We don't need to know water freezes at exactly 32.000°F or 0.000°C to understand that ice forms below freezing. Similarly, we don't need to know that betrayal equals x0.85 precisely to understand that it degrades trust and pushes systems toward zero.
There has been extensive research in behavioral economics and social psychology that points to this reality, including work on trust games and reciprocity by Ernst Fehr and colleagues (2000), which confirms these directional patterns. Trust builds slowly but breaks quickly; cooperation requires reliability, violence degrades social cohesion. The exact multipliers may vary, but the directions remain consistent across cultures and contexts.
The Choice That Defines Us
We began asking whether good and evil could exist without life. The multiplication framework reveals they cannot, not because life is inherently valuable, but because life generates value through multiplicative persistence. Good and evil aren't properties we discover but directions we embody: enhancement or degradation, flourishing or decay.
This metaphor aims to dissolve some of these philosophical puzzles by exposing flawed premises. The is-ought gap assumes that facts and values occupy separate realms; however, they are inseparable within the multiplicative structure of life. Moore assumed that good must be a property, but it’s likely a directional orientation. The three ethical traditions often seem incompatible, whereas they are likely complementary strategies for the same mathematical reality.
The framework explains why ethics feels both objective and culturally variable. Directional constraints are universal; no sustainable system treats betrayal as enhancement. Yet specific values vary with context, explaining diversity within unity. We're all navigating the same game: keeping our multiplication above zero.
The mathematical metaphor illuminates why moral life is difficult. We begin each day with built-in degradation from unmet needs. Small choices compound exponentially. Recovery from harm requires sustained effort against asymmetric odds. Sometimes, all paths lead downward, making the preservation of positive possibility spaces a fundamental imperative.
But perhaps the deepest insight is that asking whether we should value persistence is like asking whether we should value having values. The question can only be posed by beings already embodying the answer. We are not observers contemplating life's multiplication from outside. Rather, we are life's multiplication, temporarily organized in patterns complex enough to recognize ourselves.
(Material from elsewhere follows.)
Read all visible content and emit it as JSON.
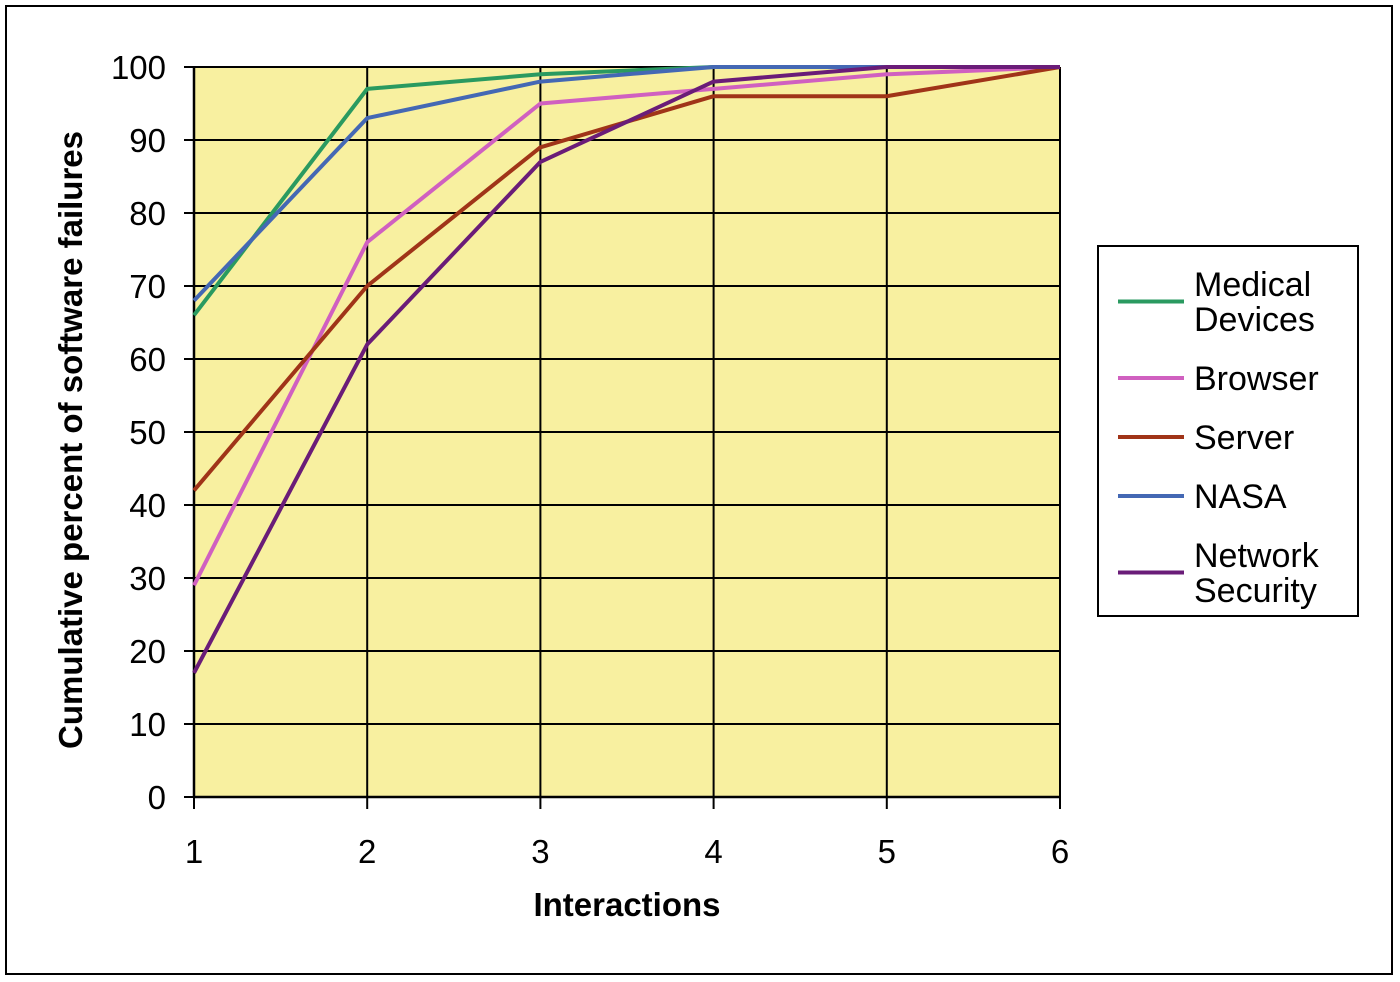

Every conversation either builds or erodes trust. Every small kindness compounds. Every betrayal multiplies outward. We are not observers of life's mathematics; we are the calculations themselves, constantly computing whether to move toward or away from zero. The choice, like the mathematics, is elegantly simple: enhance or degrade, flourish or decay.
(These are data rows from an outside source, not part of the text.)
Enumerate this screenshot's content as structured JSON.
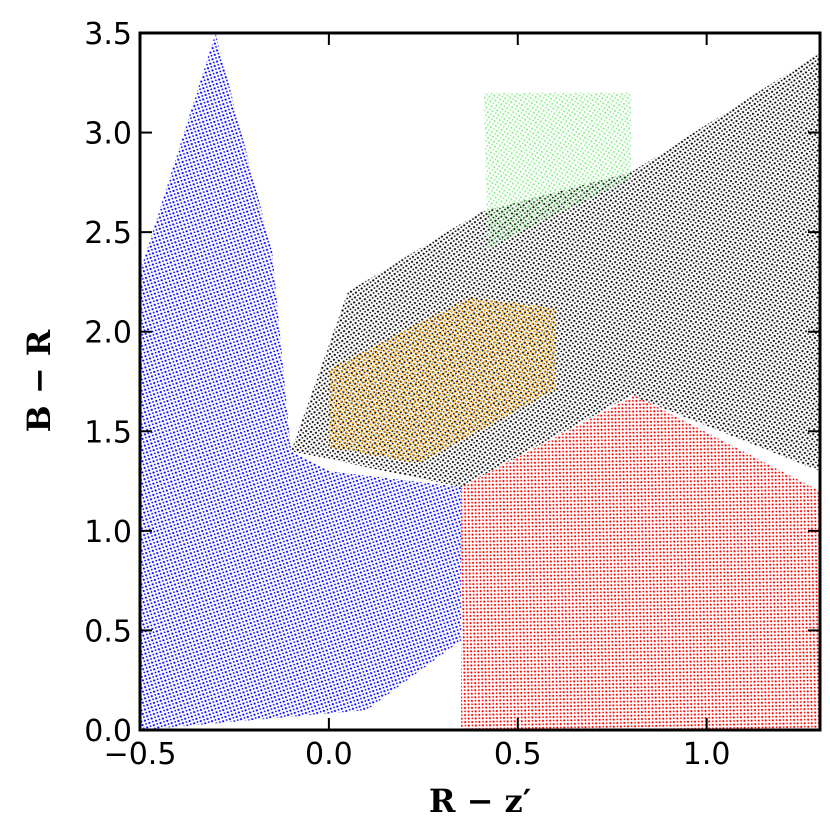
{
  "chart_data": {
    "type": "region",
    "xlabel": "R − z′",
    "ylabel": "B − R",
    "xlim": [
      -0.5,
      1.3
    ],
    "ylim": [
      0,
      3.5
    ],
    "xticks": [
      {
        "value": -0.5,
        "label": "−0.5"
      },
      {
        "value": 0.0,
        "label": "0.0"
      },
      {
        "value": 0.5,
        "label": "0.5"
      },
      {
        "value": 1.0,
        "label": "1.0"
      }
    ],
    "yticks": [
      {
        "value": 0.0,
        "label": "0.0"
      },
      {
        "value": 0.5,
        "label": "0.5"
      },
      {
        "value": 1.0,
        "label": "1.0"
      },
      {
        "value": 1.5,
        "label": "1.5"
      },
      {
        "value": 2.0,
        "label": "2.0"
      },
      {
        "value": 2.5,
        "label": "2.5"
      },
      {
        "value": 3.0,
        "label": "3.0"
      },
      {
        "value": 3.5,
        "label": "3.5"
      }
    ],
    "series": [
      {
        "color": "#000000",
        "x": [
          -0.1,
          0.05,
          0.4,
          0.8,
          1.3,
          1.3,
          0.8,
          0.35
        ],
        "y": [
          1.4,
          2.2,
          2.6,
          2.8,
          3.4,
          1.3,
          1.68,
          1.22
        ]
      },
      {
        "color": "#0000ff",
        "x": [
          0.35,
          0.35,
          0.1,
          -0.5,
          -0.5,
          -0.3,
          -0.15,
          -0.1,
          0.0
        ],
        "y": [
          1.22,
          0.45,
          0.1,
          0.0,
          2.3,
          3.5,
          2.4,
          1.4,
          1.3
        ]
      },
      {
        "color": "#ff0000",
        "x": [
          0.35,
          0.81,
          1.3,
          1.3,
          0.35
        ],
        "y": [
          1.22,
          1.68,
          1.2,
          0.0,
          0.0
        ]
      },
      {
        "color": "#ffa500",
        "x": [
          0.0,
          0.37,
          0.6,
          0.6,
          0.24,
          0.0
        ],
        "y": [
          1.81,
          2.17,
          2.12,
          1.71,
          1.34,
          1.42
        ]
      },
      {
        "color": "#90ee90",
        "x": [
          0.41,
          0.8,
          0.8,
          0.42
        ],
        "y": [
          3.2,
          3.2,
          2.77,
          2.42
        ]
      }
    ]
  }
}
Zero is forever. Everything else is a possibility.
References:
Aristotle. (1966). Ethics : the Nichomachean ethics. Penguin Books.
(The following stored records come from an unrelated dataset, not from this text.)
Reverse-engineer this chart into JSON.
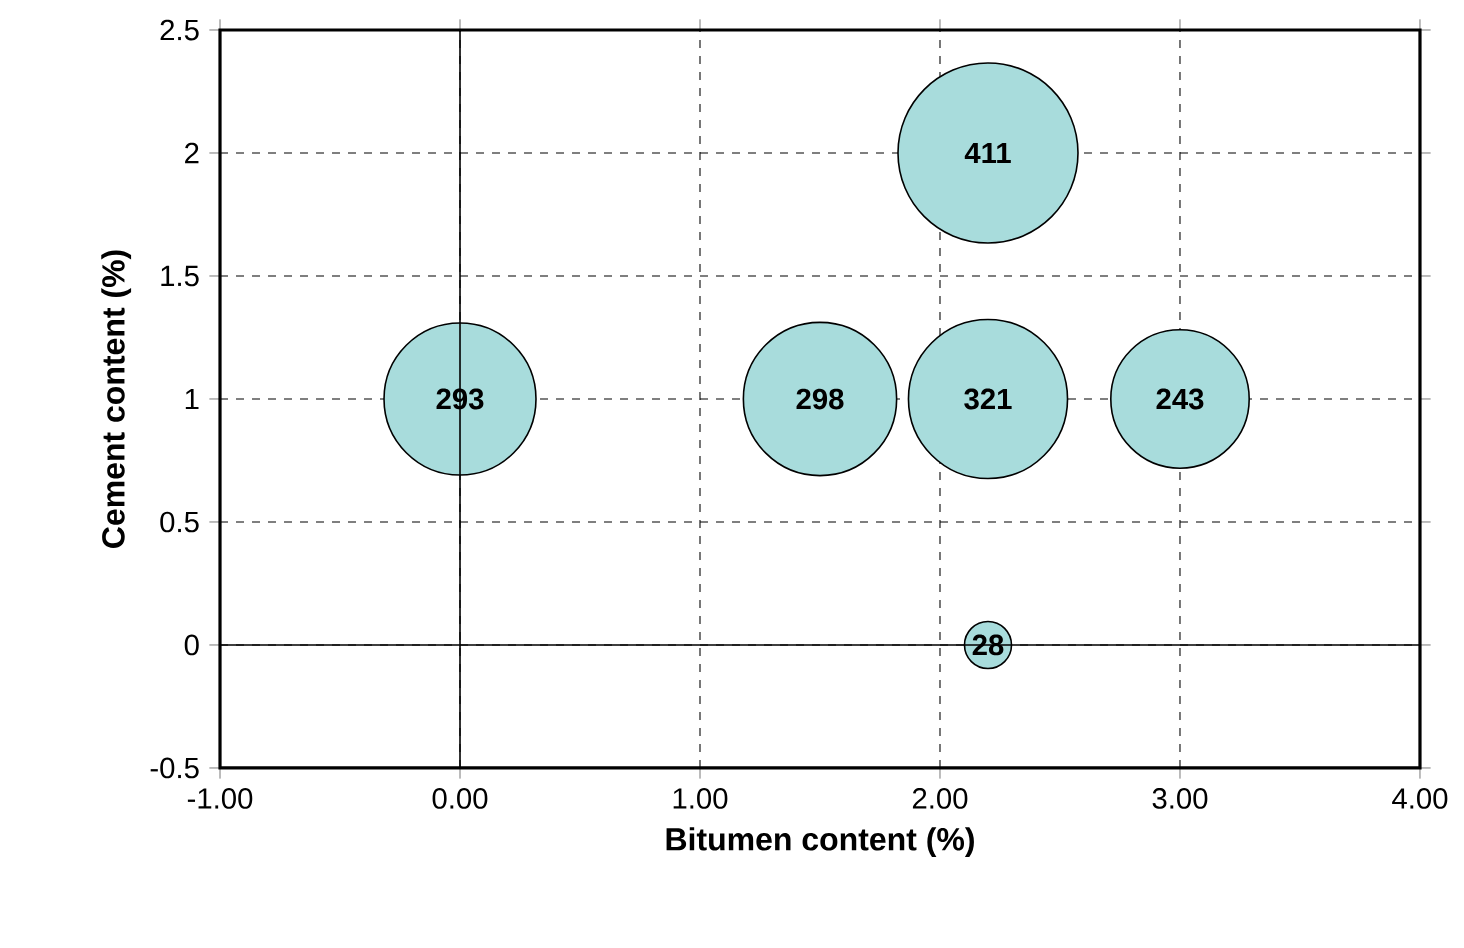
{
  "chart_data": {
    "type": "bubble",
    "xlabel": "Bitumen content (%)",
    "ylabel": "Cement content (%)",
    "x": [
      0,
      1.5,
      2.2,
      3,
      2.2,
      2.2
    ],
    "values": [
      1,
      1,
      1,
      1,
      2,
      0
    ],
    "sizes": [
      293,
      298,
      321,
      243,
      411,
      28
    ],
    "value_labels": [
      "293",
      "298",
      "321",
      "243",
      "411",
      "28"
    ],
    "color": "#a8dcdc",
    "xlim": [
      -1,
      4
    ],
    "ylim": [
      -0.5,
      2.5
    ],
    "xticks": [
      {
        "value": -1,
        "label": "-1.00"
      },
      {
        "value": 0,
        "label": "0.00"
      },
      {
        "value": 1,
        "label": "1.00"
      },
      {
        "value": 2,
        "label": "2.00"
      },
      {
        "value": 3,
        "label": "3.00"
      },
      {
        "value": 4,
        "label": "4.00"
      }
    ],
    "yticks": [
      -0.5,
      0,
      0.5,
      1,
      1.5,
      2,
      2.5
    ],
    "grid": true
  }
}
Fehr, E., & Gächter, S. (2000). Cooperation and punishment in public goods experiments. American Economic Review, 90(4), 980-994.
Foot, P. (1967). The Problem of Abortion and the Doctrine of the Double Effect. In Virtues and Vices (pp. 19–32). Oxford Review. https://doi.org/10.1093/0199252866.003.0002
Hume, D. (2019). Treatise of Human Nature. Digireads Com. (Original work published 1739)
Johnson, R., & Cureton, A. (2022). Kant’s Moral Philosophy. Stanford Encyclopedia of Philosophy; Stanford University. https://plato.stanford.edu/entries/kant-moral/
Kant, I. (1785). Groundwork for the Metaphysics of Morals. Oxford University Press.
Maslow, A. H. (1943). A theory of human motivation. Psychological Review, 50(4), 370-396.
Moore, G. E. (1903). Principia Ethica. Cambridge University Press.
Styron, W. (1979). Sophie's Choice. Random House.